- TDEA-FAFEN Releases Findings of Socio-economic Impact Assessment of COVID-19 During First Wave
ISLAMABAD, April 9, 2021: Federal and provincial governments need to expand the pandemic relief programs and improve their accessibility by easing down the eligibility criteria to mitigate the immediate risks for women and prevent exacerbation of the existing gender gaps during ongoing COVID-19 wave, recommends a survey report by Trust for Democratic Education and Accountability and Free and Fair Election Network (TDEA-FAFEN).
Based on a survey of 6000 households from 20 districts across Pakistan, the Socio-economic Impact Assessment Report highlights the issues faced by the marginalized communities in general, and women in particular during the first wave of pandemic.
The findings suggested that women and girls were more vulnerable to non-health impacts of pandemic. Women-led households financially suffered more than men-led households as the former had a lower monthly income than the latter even before the pandemic-associated economic slowdown. Social distancing policies and lockdowns have left the most vulnerable women without income and sustenance. Around 88 percent women-led households, 62 percent salaried individual women, and 70 percent self-employed individual women reported a declining monthly income during the lockdown. Nearly 27 percent employed women lost their jobs while 12 percent women entrepreneurs were forced to shut down their businesses during this period. In addition, almost 15 percent women face interruptions in receiving salaries.
Some other pandemic-related issues included increase in health expenses of the surveyed households as the respondents reported additional spending on health items. An overall decrease in the educational expenditure was also observed in the aftermath of the pandemic. While mental stress and irritability increased for the higher income groups more than the lower income groups.

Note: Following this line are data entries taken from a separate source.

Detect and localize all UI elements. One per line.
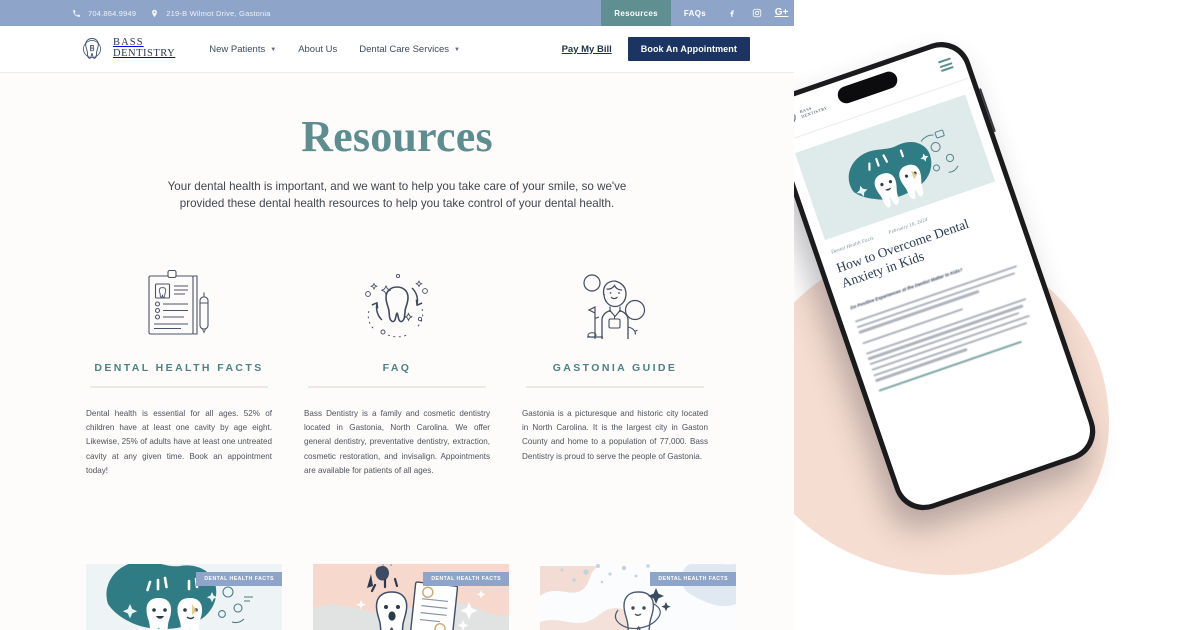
blog-card[interactable]: DENTAL HEALTH FACTS xyxy=(86,564,282,630)
phone-number: 704.864.9949 xyxy=(88,8,137,18)
resource-column-gastonia-guide[interactable]: GASTONIA GUIDE Gastonia is a picturesque… xyxy=(522,261,708,465)
phone-device-wrapper: BASS DENTISTRY Dental Health Facts Febru… xyxy=(794,14,1173,575)
page-root: 704.864.9949 219-B Wilmot Drive, Gastoni… xyxy=(0,0,1200,630)
phone-device: BASS DENTISTRY Dental Health Facts Febru… xyxy=(794,33,1104,519)
column-title: DENTAL HEALTH FACTS xyxy=(94,361,264,374)
book-appointment-button[interactable]: Book An Appointment xyxy=(627,37,750,61)
blog-card[interactable]: DENTAL HEALTH FACTS xyxy=(313,564,509,630)
column-body: Bass Dentistry is a family and cosmetic … xyxy=(304,408,490,476)
utility-topbar: 704.864.9949 219-B Wilmot Drive, Gastoni… xyxy=(0,0,794,26)
tooth-refresh-arrows-icon xyxy=(304,261,490,341)
column-body: Dental health is essential for all ages.… xyxy=(86,408,272,476)
phone-screen: BASS DENTISTRY Dental Health Facts Febru… xyxy=(794,40,1098,512)
google-plus-glyph: G+ xyxy=(774,7,789,18)
column-divider xyxy=(526,385,704,388)
nav-item-new-patients-label: New Patients xyxy=(209,43,266,55)
phone-brand-text: BASS DENTISTRY xyxy=(799,102,828,119)
blog-card-row: DENTAL HEALTH FACTS DENTAL HEALTH FACTS … xyxy=(86,564,736,630)
nav-item-about-us-label: About Us xyxy=(298,43,338,55)
nav-item-dental-care-services-label: Dental Care Services xyxy=(359,43,450,55)
hamburger-menu-icon[interactable] xyxy=(938,57,954,72)
topbar-link-faqs[interactable]: FAQs xyxy=(671,0,719,26)
column-divider xyxy=(308,385,486,388)
resource-column-faq[interactable]: FAQ Bass Dentistry is a family and cosme… xyxy=(304,261,490,479)
column-title: FAQ xyxy=(382,361,412,374)
main-navbar: BASS DENTISTRY New Patients ▼ About Us D… xyxy=(0,26,794,73)
chevron-down-icon: ▼ xyxy=(454,47,460,53)
clipboard-dental-chart-icon xyxy=(86,261,272,341)
blog-card[interactable]: DENTAL HEALTH FACTS xyxy=(540,564,736,630)
topbar-link-resources[interactable]: Resources xyxy=(601,0,671,26)
instagram-icon[interactable] xyxy=(744,0,769,26)
column-body: Gastonia is a picturesque and historic c… xyxy=(522,408,708,461)
topbar-contact-group: 704.864.9949 219-B Wilmot Drive, Gastoni… xyxy=(0,9,271,18)
phone-icon xyxy=(72,9,81,18)
nav-item-about-us[interactable]: About Us xyxy=(298,44,337,55)
facebook-icon[interactable] xyxy=(719,0,744,26)
nav-item-dental-care-services[interactable]: Dental Care Services ▼ xyxy=(359,44,460,55)
phone-brand-logo[interactable]: BASS DENTISTRY xyxy=(794,100,829,126)
hero-section: Resources Your dental health is importan… xyxy=(0,73,794,213)
nav-links: New Patients ▼ About Us Dental Care Serv… xyxy=(209,44,460,55)
google-plus-icon[interactable]: G+ xyxy=(769,0,794,26)
hero-subtitle: Your dental health is important, and we … xyxy=(167,180,627,210)
phone-contact[interactable]: 704.864.9949 xyxy=(72,9,136,18)
card-category-badge: DENTAL HEALTH FACTS xyxy=(650,572,736,586)
resource-column-dental-health-facts[interactable]: DENTAL HEALTH FACTS Dental health is ess… xyxy=(86,261,272,479)
topbar-links-group: Resources FAQs G+ xyxy=(601,0,794,26)
brand-line-2: DENTISTRY xyxy=(113,48,176,59)
bass-dentistry-tooth-logo-icon xyxy=(78,35,106,63)
card-category-badge: DENTAL HEALTH FACTS xyxy=(423,572,509,586)
tour-guide-person-icon xyxy=(522,261,708,341)
column-divider xyxy=(90,385,268,388)
website-preview: 704.864.9949 219-B Wilmot Drive, Gastoni… xyxy=(0,0,794,630)
address-text: 219-B Wilmot Drive, Gastonia xyxy=(166,8,271,18)
column-title: GASTONIA GUIDE xyxy=(552,361,678,374)
map-pin-icon xyxy=(150,9,159,18)
pay-my-bill-link[interactable]: Pay My Bill xyxy=(562,44,612,55)
phone-mockup-panel: BASS DENTISTRY Dental Health Facts Febru… xyxy=(794,0,1200,630)
brand-text: BASS DENTISTRY xyxy=(113,38,175,59)
nav-actions: Pay My Bill Book An Appointment xyxy=(562,37,750,61)
resource-columns: DENTAL HEALTH FACTS Dental health is ess… xyxy=(0,261,794,479)
card-category-badge: DENTAL HEALTH FACTS xyxy=(196,572,282,586)
nav-item-new-patients[interactable]: New Patients ▼ xyxy=(209,44,276,55)
address-contact[interactable]: 219-B Wilmot Drive, Gastonia xyxy=(150,9,270,18)
page-title: Resources xyxy=(301,112,493,161)
brand-logo[interactable]: BASS DENTISTRY xyxy=(78,35,175,63)
chevron-down-icon: ▼ xyxy=(270,47,277,53)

An incongruity was observed in gender relations along with a grim picture of the psychosocial environment particularly for women. Around 31 percent respondents reported an increasing trend of gender-based violence. Women in nearly 30 percent rural and 31 percent urban households faced violence during the lockdown restrictions. Moreover, 43 percent respondents reported increased instances of stress and other mental illnesses.

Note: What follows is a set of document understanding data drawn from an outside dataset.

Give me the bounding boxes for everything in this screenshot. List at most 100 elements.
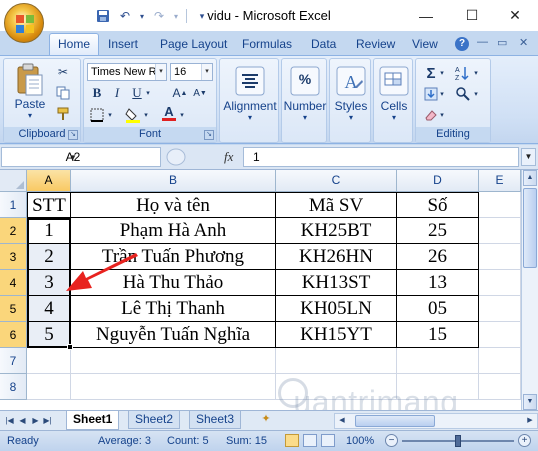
table-cell[interactable]: 3 xyxy=(27,270,71,296)
name-box[interactable]: A2 ▼ xyxy=(1,147,161,167)
table-cell[interactable] xyxy=(27,348,71,374)
prev-sheet-icon[interactable]: ◀ xyxy=(17,414,28,427)
close-button[interactable]: ✕ xyxy=(492,0,538,31)
zoom-slider-thumb[interactable] xyxy=(455,435,461,447)
table-cell[interactable] xyxy=(27,374,71,400)
scroll-left-icon[interactable]: ◀ xyxy=(335,414,349,428)
table-cell[interactable]: KH13ST xyxy=(276,270,397,296)
tab-data[interactable]: Data xyxy=(311,35,336,55)
name-box-dropdown-icon[interactable]: ▼ xyxy=(2,153,144,162)
next-sheet-icon[interactable]: ▶ xyxy=(30,414,41,427)
table-header-cell[interactable]: Họ và tên xyxy=(71,192,276,218)
autosum-dropdown-icon[interactable]: ▾ xyxy=(438,64,446,82)
bold-button[interactable]: B xyxy=(88,84,106,102)
underline-dropdown-icon[interactable]: ▾ xyxy=(144,84,152,102)
column-header-b[interactable]: B xyxy=(71,170,276,192)
fill-color-icon[interactable] xyxy=(124,106,142,124)
table-cell[interactable]: 1 xyxy=(27,218,71,244)
font-name-dropdown-icon[interactable]: ▾ xyxy=(155,64,166,80)
row-header[interactable]: 8 xyxy=(0,374,27,400)
tab-insert[interactable]: Insert xyxy=(108,35,138,55)
copy-icon[interactable] xyxy=(54,84,72,102)
fill-color-dropdown-icon[interactable]: ▾ xyxy=(142,106,150,124)
row-header[interactable]: 5 xyxy=(0,296,27,322)
find-select-icon[interactable] xyxy=(454,85,472,103)
table-cell[interactable]: 15 xyxy=(397,322,479,348)
zoom-in-icon[interactable]: + xyxy=(518,434,531,447)
font-size-dropdown-icon[interactable]: ▾ xyxy=(201,64,212,80)
clipboard-launcher-icon[interactable]: ↘ xyxy=(68,130,78,140)
table-cell[interactable] xyxy=(479,270,521,296)
table-cell[interactable]: 25 xyxy=(397,218,479,244)
tab-page-layout[interactable]: Page Layout xyxy=(160,35,227,55)
font-name-input[interactable]: Times New Ro ▾ xyxy=(87,63,167,81)
normal-view-icon[interactable] xyxy=(285,434,299,447)
table-cell[interactable] xyxy=(71,374,276,400)
table-cell[interactable] xyxy=(479,192,521,218)
row-header[interactable]: 3 xyxy=(0,244,27,270)
formula-input[interactable]: 1 xyxy=(243,147,519,167)
row-header[interactable]: 7 xyxy=(0,348,27,374)
last-sheet-icon[interactable]: ▶| xyxy=(42,414,53,427)
ribbon-minimize-icon[interactable]: — xyxy=(477,36,488,48)
font-launcher-icon[interactable]: ↘ xyxy=(204,130,214,140)
font-color-icon[interactable]: A xyxy=(160,104,178,122)
page-break-view-icon[interactable] xyxy=(321,434,335,447)
minimize-button[interactable]: — xyxy=(403,0,449,31)
fill-handle[interactable] xyxy=(67,344,73,350)
table-cell[interactable] xyxy=(479,374,521,400)
formula-expand-icon[interactable]: ▼ xyxy=(521,148,536,166)
table-cell[interactable]: 2 xyxy=(27,244,71,270)
borders-icon[interactable] xyxy=(88,106,106,124)
tab-formulas[interactable]: Formulas xyxy=(242,35,292,55)
table-cell[interactable] xyxy=(71,348,276,374)
sheet-tab-sheet1[interactable]: Sheet1 xyxy=(66,411,120,430)
cut-icon[interactable]: ✂ xyxy=(54,63,72,81)
horizontal-scroll-thumb[interactable] xyxy=(355,415,435,427)
office-button[interactable] xyxy=(4,3,44,43)
help-icon[interactable]: ? xyxy=(455,37,469,51)
table-cell[interactable]: KH05LN xyxy=(276,296,397,322)
font-grow-icon[interactable]: A ▲ xyxy=(171,84,189,102)
table-cell[interactable]: KH26HN xyxy=(276,244,397,270)
paste-dropdown-icon[interactable]: ▾ xyxy=(8,111,52,120)
find-select-dropdown-icon[interactable]: ▾ xyxy=(472,85,480,103)
table-cell[interactable]: KH25BT xyxy=(276,218,397,244)
sort-filter-dropdown-icon[interactable]: ▾ xyxy=(472,64,480,82)
font-shrink-icon[interactable]: A ▼ xyxy=(191,84,209,102)
ribbon-close-icon[interactable]: ✕ xyxy=(519,36,528,49)
zoom-out-icon[interactable]: − xyxy=(385,434,398,447)
page-layout-view-icon[interactable] xyxy=(303,434,317,447)
maximize-button[interactable]: ☐ xyxy=(449,0,495,31)
table-cell[interactable]: Nguyễn Tuấn Nghĩa xyxy=(71,322,276,348)
row-header[interactable]: 1 xyxy=(0,192,27,218)
tab-view[interactable]: View xyxy=(412,35,438,55)
table-cell[interactable]: Hà Thu Thảo xyxy=(71,270,276,296)
sheet-tab-sheet2[interactable]: Sheet2 xyxy=(128,411,181,429)
zoom-level[interactable]: 100% xyxy=(346,435,374,447)
formula-bar-resize-handle[interactable] xyxy=(165,148,187,166)
table-header-cell[interactable]: Số xyxy=(397,192,479,218)
ribbon-restore-icon[interactable]: ▭ xyxy=(497,36,507,49)
row-header[interactable]: 4 xyxy=(0,270,27,296)
horizontal-scrollbar[interactable]: ◀ ▶ xyxy=(334,413,538,429)
italic-button[interactable]: I xyxy=(108,84,126,102)
column-header-a[interactable]: A xyxy=(27,170,71,192)
table-header-cell[interactable]: Mã SV xyxy=(276,192,397,218)
fill-dropdown-icon[interactable]: ▾ xyxy=(438,85,446,103)
table-header-cell[interactable]: STT xyxy=(27,192,71,218)
table-cell[interactable]: 26 xyxy=(397,244,479,270)
clear-dropdown-icon[interactable]: ▾ xyxy=(438,106,446,124)
scroll-right-icon[interactable]: ▶ xyxy=(523,414,537,428)
tab-home[interactable]: Home xyxy=(49,33,100,56)
cells-button[interactable]: Cells ▾ xyxy=(375,65,413,122)
styles-button[interactable]: A Styles ▾ xyxy=(331,65,371,122)
font-size-input[interactable]: 16 ▾ xyxy=(170,63,213,81)
insert-sheet-icon[interactable]: ✦ xyxy=(258,412,274,427)
table-cell[interactable] xyxy=(276,348,397,374)
row-header[interactable]: 6 xyxy=(0,322,27,348)
table-cell[interactable]: Trần Tuấn Phương xyxy=(71,244,276,270)
paste-button[interactable]: Paste ▾ xyxy=(8,63,52,120)
vertical-scrollbar[interactable]: ▲ ▼ xyxy=(521,170,538,411)
alignment-button[interactable]: Alignment ▾ xyxy=(222,65,278,122)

Among the distressing situation, there were some positive trends observed at the community level. Local initiatives, such as relief committees, were formed by people of their own volition to assist the affected people in a neighborhood. As many as 27 percent respondents reported receiving help from political parties and even a larger number of women, i.e. 35 percent, confirmed having received support from political parties. Majority of the respondents (66 percent) reported satisfaction with government’s handling of the situation while 34 percent were dissatisfied.
With regard to inflation and price control, government’s response to the lockdown seemed largely inadequate as 90 percent respondents reported an increase in prices of basic necessities in their area.

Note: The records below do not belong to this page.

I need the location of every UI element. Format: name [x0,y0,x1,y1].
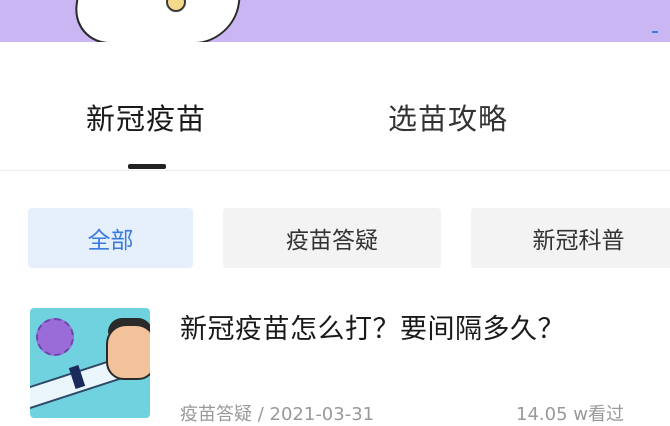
banner-indicator [652,31,658,33]
filter-covid-science[interactable]: 新冠科普 [471,208,670,268]
filter-vaccine-qa[interactable]: 疫苗答疑 [223,208,441,268]
tab-vaccine-guide[interactable]: 选苗攻略 [388,96,508,138]
article-meta: 疫苗答疑 / 2021-03-31 [180,404,375,425]
banner-illustration [70,0,246,42]
article-views: 14.05 w看过 [516,404,624,425]
filter-all[interactable]: 全部 [28,208,193,268]
article-thumbnail[interactable] [30,308,150,418]
tabs-divider [0,170,670,171]
person-illustration [106,324,150,380]
active-tab-indicator [128,164,166,169]
top-banner[interactable] [0,0,670,42]
virus-icon [36,318,74,356]
tab-covid-vaccine[interactable]: 新冠疫苗 [86,96,206,138]
article-title[interactable]: 新冠疫苗怎么打？要间隔多久？ [180,307,565,346]
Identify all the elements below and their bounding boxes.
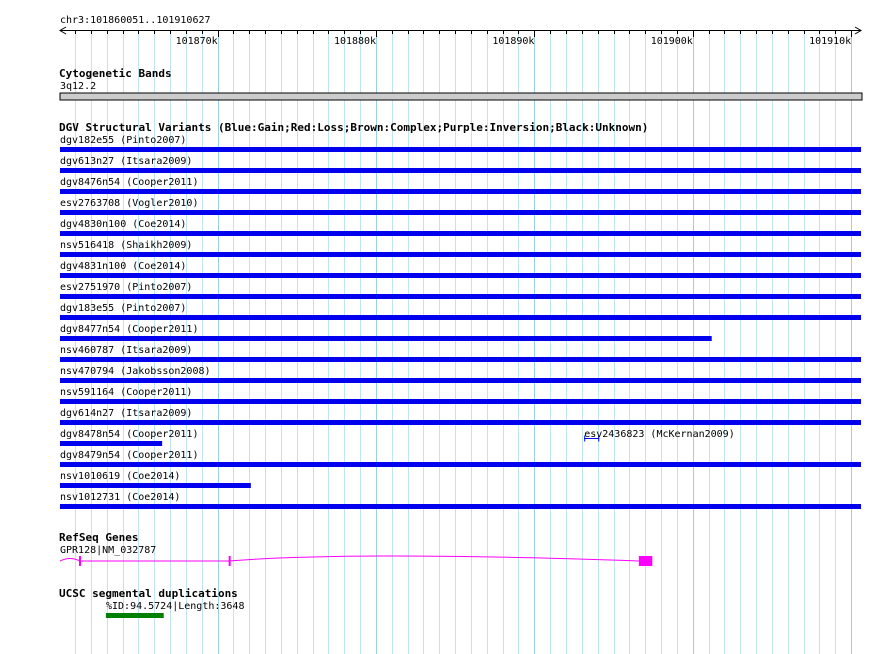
gene-exon[interactable] bbox=[228, 556, 231, 566]
gene-intron bbox=[59, 555, 639, 562]
dgv-feature-label[interactable]: nsv1012731 (Coe2014) bbox=[60, 492, 180, 503]
dgv-feature-bar[interactable] bbox=[60, 420, 861, 425]
dgv-feature-bar[interactable] bbox=[60, 441, 163, 446]
dgv-feature-bar[interactable] bbox=[60, 273, 861, 278]
dgv-feature-label[interactable]: nsv1010619 (Coe2014) bbox=[60, 471, 180, 482]
dgv-feature-label[interactable]: nsv516418 (Shaikh2009) bbox=[60, 240, 192, 251]
cytoband-label[interactable]: 3q12.2 bbox=[60, 81, 96, 92]
dgv-feature-label[interactable]: dgv4830n100 (Coe2014) bbox=[60, 219, 186, 230]
dgv-feature-bar[interactable] bbox=[60, 315, 861, 320]
dgv-feature-bar[interactable] bbox=[60, 189, 861, 194]
cytoband-track-title: Cytogenetic Bands bbox=[59, 67, 172, 80]
cytoband-track[interactable] bbox=[59, 92, 863, 101]
refseq-track-title: RefSeq Genes bbox=[59, 531, 139, 544]
dgv-feature-label[interactable]: dgv8478n54 (Cooper2011) bbox=[60, 429, 198, 440]
dgv-feature-bar[interactable] bbox=[60, 210, 861, 215]
dgv-feature-label[interactable]: nsv591164 (Cooper2011) bbox=[60, 387, 192, 398]
segdup-track[interactable] bbox=[105, 613, 164, 618]
dgv-feature-bar[interactable] bbox=[60, 504, 861, 509]
dgv-feature-label[interactable]: esv2436823 (McKernan2009) bbox=[584, 429, 735, 440]
gene-exon[interactable] bbox=[78, 556, 81, 566]
dgv-feature-bar[interactable] bbox=[60, 399, 861, 404]
dgv-feature-bar[interactable] bbox=[60, 168, 861, 173]
dgv-feature-bar[interactable] bbox=[60, 462, 861, 467]
ruler-tick-label: 101890k bbox=[492, 36, 535, 47]
dgv-feature-label[interactable]: dgv8477n54 (Cooper2011) bbox=[60, 324, 198, 335]
cytoband-bar[interactable] bbox=[59, 92, 863, 101]
dgv-feature-label[interactable]: nsv460787 (Itsara2009) bbox=[60, 345, 192, 356]
dgv-feature-bar[interactable] bbox=[60, 147, 861, 152]
dgv-feature-label[interactable]: dgv182e55 (Pinto2007) bbox=[60, 135, 186, 146]
dgv-feature-bar[interactable] bbox=[60, 378, 861, 383]
ruler-range-label: chr3:101860051..101910627 bbox=[60, 15, 211, 26]
dgv-feature-label[interactable]: nsv470794 (Jakobsson2008) bbox=[60, 366, 211, 377]
ruler-tick-label: 101900k bbox=[650, 36, 693, 47]
ruler-tick-label: 101910k bbox=[809, 36, 852, 47]
dgv-feature-label[interactable]: esv2751970 (Pinto2007) bbox=[60, 282, 192, 293]
dgv-feature-bar[interactable] bbox=[60, 357, 861, 362]
dgv-feature-bar[interactable] bbox=[60, 231, 861, 236]
ruler-tick-label: 101880k bbox=[333, 36, 377, 47]
segdup-track-title: UCSC segmental duplications bbox=[59, 587, 238, 600]
dgv-feature-bar[interactable] bbox=[60, 252, 861, 257]
dgv-feature-label[interactable]: dgv8476n54 (Cooper2011) bbox=[60, 177, 198, 188]
dgv-track-title: DGV Structural Variants (Blue:Gain;Red:L… bbox=[59, 121, 649, 134]
dgv-feature-bar[interactable] bbox=[60, 336, 712, 341]
segdup-label[interactable]: %ID:94.5724|Length:3648 bbox=[106, 601, 244, 612]
gene-label[interactable]: GPR128|NM_032787 bbox=[60, 545, 156, 556]
dgv-feature-label[interactable]: esv2763708 (Vogler2010) bbox=[60, 198, 198, 209]
gene-exon[interactable] bbox=[638, 556, 653, 566]
dgv-feature-bar[interactable] bbox=[60, 294, 861, 299]
dgv-feature-label[interactable]: dgv183e55 (Pinto2007) bbox=[60, 303, 186, 314]
dgv-feature-label[interactable]: dgv614n27 (Itsara2009) bbox=[60, 408, 192, 419]
segdup-bar[interactable] bbox=[105, 613, 164, 618]
dgv-feature-label[interactable]: dgv8479n54 (Cooper2011) bbox=[60, 450, 198, 461]
dgv-feature-bar[interactable] bbox=[60, 483, 251, 488]
dgv-feature-label[interactable]: dgv4831n100 (Coe2014) bbox=[60, 261, 186, 272]
ruler-tick-label: 101870k bbox=[175, 36, 218, 47]
dgv-feature-label[interactable]: dgv613n27 (Itsara2009) bbox=[60, 156, 192, 167]
refseq-track[interactable] bbox=[59, 555, 653, 566]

For all economic relief programs, the variance in the economic impact on women-led households and individual working women demands gender-sensitive relief programs to counter the impact of COVID-19 and any future pandemic/crisis of similar nature and/or scale.
More specifically, the relief programs may introduce financial assistance programs not only for low-income individuals but extend the programs to part-time workers, the self-employed and freelancers with a proactive approach to reach out to women, especially home-based workers. In particular, the programs shall provide assistance to women entrepreneurs hit by crisis in the form of no interest or low-interest loans, business stimulus packages and delayed repayments. In face of rising cases of GBV, the government may also consider strengthening the mechanisms for violence survivors.